Le jour où nous nous sommes rencontrées, Lulu et moi, j’errais au hasard après le collège, frottant mes semelles contre le macadam. J’étais malheureuse. En fait, ce n’est pas moi qui ai utilisé ce mot. Je n’avais aucun vocabulaire à répandre sur ma plaie. Je m’étais mise en boule sur le banc, enroulée autour d’idées lugubres, quand j’ai entendu sa voix à côté de moi.

- Qu’est-ce qui te rend si malheureuse ?

Je me croyais seule au monde, à l’abri sous le châtaignier qui étend le bout de ses branches au-dessus du banc.
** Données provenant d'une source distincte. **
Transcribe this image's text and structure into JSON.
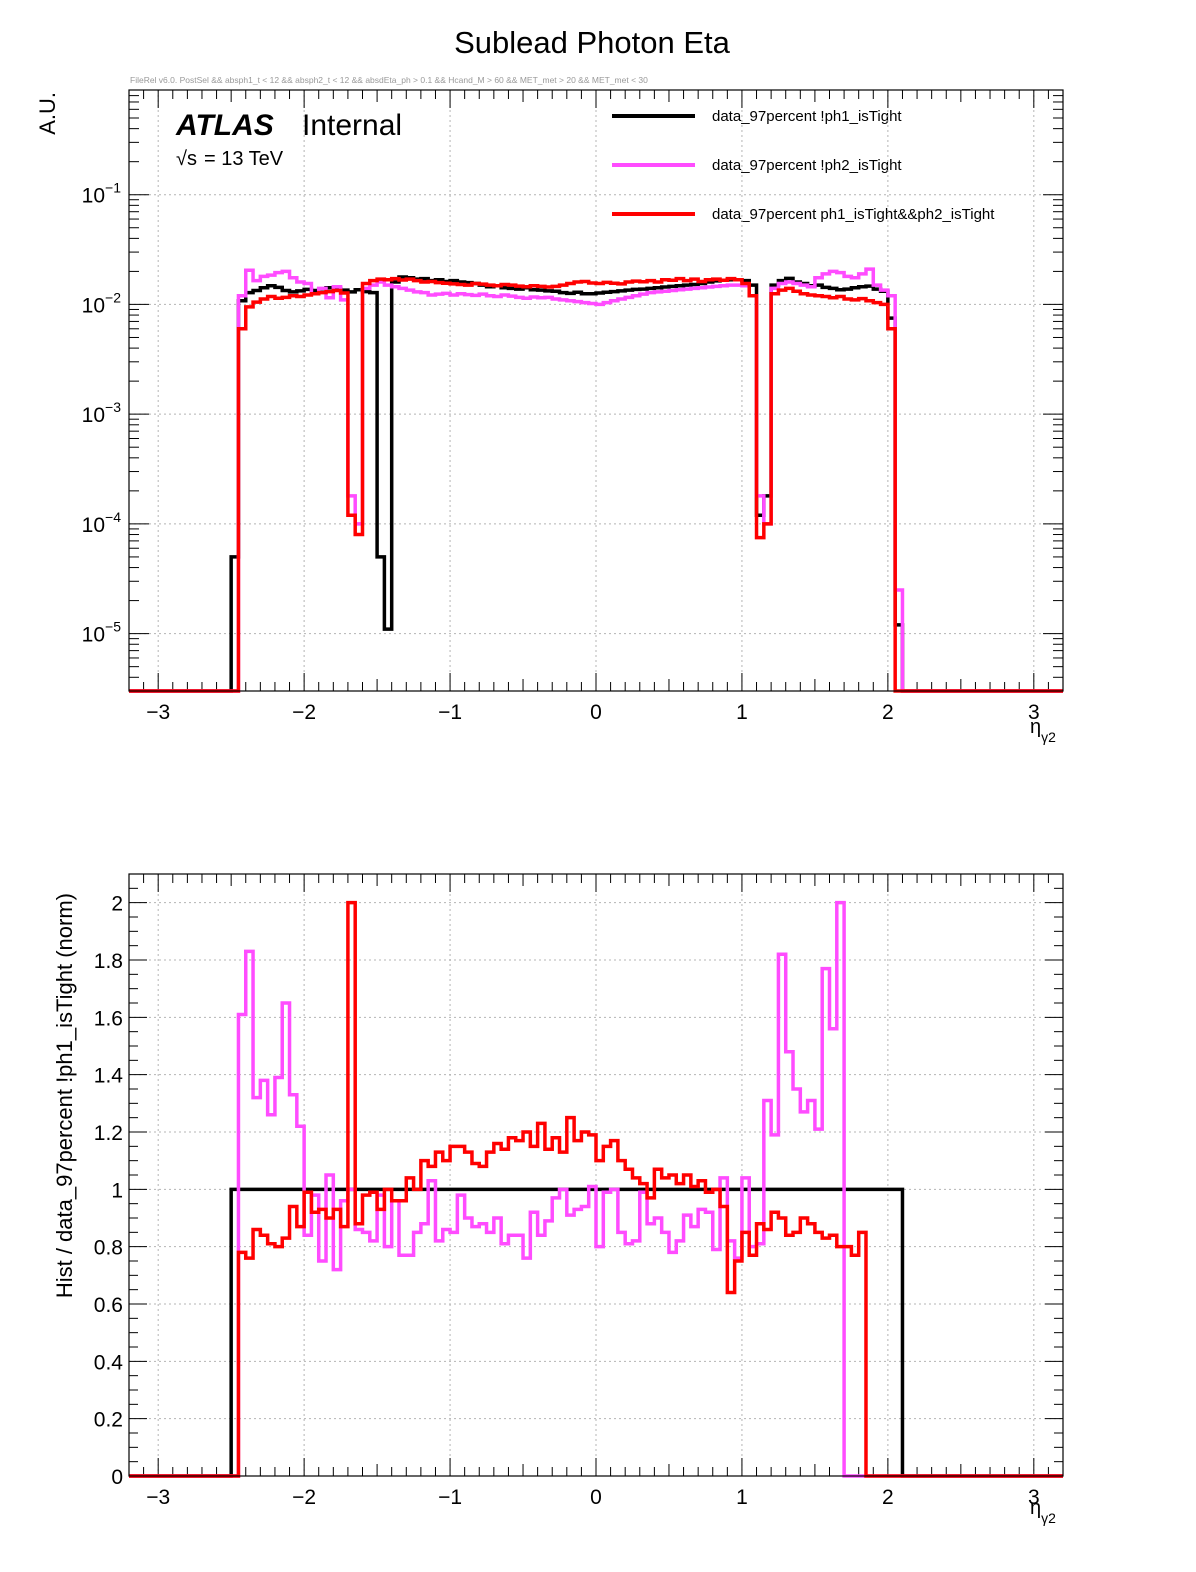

Je n’avais pas osé lever la tête vers elle. Elle n’avait pas insisté. Son silence m’avait intriguée. J’avais déplié ma nuque et extirpé mon nez de la moiteur de mon corps recroquevillé. J’avais vu une grosse doudoune noire et, juste au-dessus, une tignasse blanche ébouriffée et le visage parcheminé et lumineux d’une femme âgée. J’avais tout de suite été frappée par cette sensation que j’éprouvais en la regardant, comme si je faisais face à un horizon dégagé, accumulant des strates de ciel bleu, éclairé tantôt par les remous du fleuve, tantôt par les pâturages fluorescents ou l’écume des arbres. On n’avait pas parlé, juste accepté d’être l’une à côté de l’autre (...)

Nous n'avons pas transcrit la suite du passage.